The plot is simple enough not to be relevant: three bright young things – Hosuke (Takahito Hosoyamada), a film historian who picks teeth, Mario (Takuro Atsuki), an enthusiastic film enthusiast, and Shigeru (Yoshihiko Hosoda), an aspiring bandit – chase Noriko (Rei Yoshida), a chaste 13-year-old teenager, after tumbling on the screen of Setouchi Kinema’s film, and are part of the unstable meta-narrative of a Obayashi. By the way: Obayashi died of lung cancer a year and a half ago. It can be said that his passed away weighed on him just by watching “Labyrinth of Cinema”, his last film, a three-hour testament and a dazzling curtain.
The Hiroshima setting of the film gives its personal nature since Hiroshima, Hiroshima is the hometown of director/co-writer/co-editor Obayashi and also the main location of some of his films, including the 1983 bubblegum-psych fantasy “The Girl Who Jumped through Time.”Obayashi is best known to American moviegoers as the director of the 1977 film “House, a sparkling horror fantasy that only became an international cause celebre in 2009 after its screening at the New York Asian Film Festival and a few other notable events. In “Labyrinth of Cinema”, Obayashi (along with his co-screenwriters Kazuya Konaka and Tadashi Naito) attempts to summarize what he has learned and tried to convey through cinema in a volatile self-review of films as soothing propaganda and machines of palliative empathy.

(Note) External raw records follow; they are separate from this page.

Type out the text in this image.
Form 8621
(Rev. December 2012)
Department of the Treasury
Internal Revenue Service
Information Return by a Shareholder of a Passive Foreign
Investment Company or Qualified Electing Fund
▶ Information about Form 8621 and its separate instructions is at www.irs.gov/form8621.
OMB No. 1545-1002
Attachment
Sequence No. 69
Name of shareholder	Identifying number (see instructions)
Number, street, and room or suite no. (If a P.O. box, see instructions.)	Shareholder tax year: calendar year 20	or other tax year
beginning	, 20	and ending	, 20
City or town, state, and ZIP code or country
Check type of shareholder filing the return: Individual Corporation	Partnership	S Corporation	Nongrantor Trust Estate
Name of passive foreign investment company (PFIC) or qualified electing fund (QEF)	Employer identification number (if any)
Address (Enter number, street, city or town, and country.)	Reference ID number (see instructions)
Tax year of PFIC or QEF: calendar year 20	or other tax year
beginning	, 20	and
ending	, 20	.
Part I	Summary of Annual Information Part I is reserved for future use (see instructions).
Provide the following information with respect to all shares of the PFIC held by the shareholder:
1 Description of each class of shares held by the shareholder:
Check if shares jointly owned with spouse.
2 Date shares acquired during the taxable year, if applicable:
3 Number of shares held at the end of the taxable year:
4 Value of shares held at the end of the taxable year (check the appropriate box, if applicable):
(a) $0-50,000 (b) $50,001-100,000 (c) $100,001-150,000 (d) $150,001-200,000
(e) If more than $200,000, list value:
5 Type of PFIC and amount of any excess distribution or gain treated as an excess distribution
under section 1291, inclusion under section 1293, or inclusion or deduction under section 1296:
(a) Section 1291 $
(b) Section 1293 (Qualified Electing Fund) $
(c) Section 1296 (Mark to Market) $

Obayashi uses green screen technology and inexpensive (but effective) computer graphics to dramatize folksy anecdotes about filmmakers like John Ford and Yasujiro Ozu, whether he’s oscillating between brutal and/or sentimental episodes about local war crimes and countercultural resistance. Sometimes Obayashi quotes poetry, especially by Chuya “Rimbaud of Japan” Nakahara. Sometimes a cartoon character or a samurai folk hero (Musashi Miyamoto?!) steals a scene or two. A few characters, like Fanta G (drummer Yukihiro Takahashi), a time-traveling author, talk about cinema as a beautiful essential lie that is first used as a balm and a distraction, and then also considered as a path to a brighter and still unimaginable future. You give Obayashi three hours of your time, and he will give you a bright headache.
You can look at “Labyrinth of Cinema” and wonder where all this came from. Like Obayashi’s recent War trilogy (2011-2017), and many of his previous feature films — as well as shorts and TV commercials — “Labyrinth of Cinema” constantly reminds you that it’s “A movie.”Before the beginning of Obayashi’s films, the words ”A movie” are usually presented on the screen in a frame within the frame of the picture. So, in “Labyrinth of Cinema” Obayashi’s characters are often framed by small circular frames in the camera frame. Sometimes these images turn over on the screen, so that a character who was on the left side of the screen is now upside down, or on the right, as if in conversation with himself, the viewer and any other person watching. There are also a surprising number of fart jokes and a few reminders from older Japanese movies like “I’m a cat”, “The Rickshaw man” and “Woman! It’s Like a Rose.””Labyrinth of Cinema” is a lot of film.
Obayashi’s various projects are immediately recognizable, given his usual combination of distrust and fascination with cinema as an expression of wish fulfillment and nostalgia. So it’s no surprise that his take on the past — and the filmy image — is never really soothing in “Labyrinth of Cinema.”Cheerfully naive characters get lost in the comforting and half-remembered memories of their companions, and do not cease to wonder why one thing inevitably leads to another, and another, and another. They float on the screen, insensitive to the laws of gravity or physics and unable to hide in any photo booth-quality backdrop that surrounds them. Obayashi’s characters all half know and half hope that they will live to see the next scene, so they take their time to learn how to ride the tidal wave of Japanese history according to Nobuhiko Obayashi.
“Labyrinth of Cinema” is extremely touching, often soothing, usually exhausting, and again, and again, and again. An indulgent walk of an innovative surrealist who was always sensitive and even wary of the impact of his own work — as a tool of advertising, political whitewashing and pure sentimental indoctrination. Coming out of the door, Nobuhiko Obayashi left us wondering how he went from “Home” to here without losing faith in humanity and his art; I don’t know, but “Labyrinth of Cinema” is still there anyway.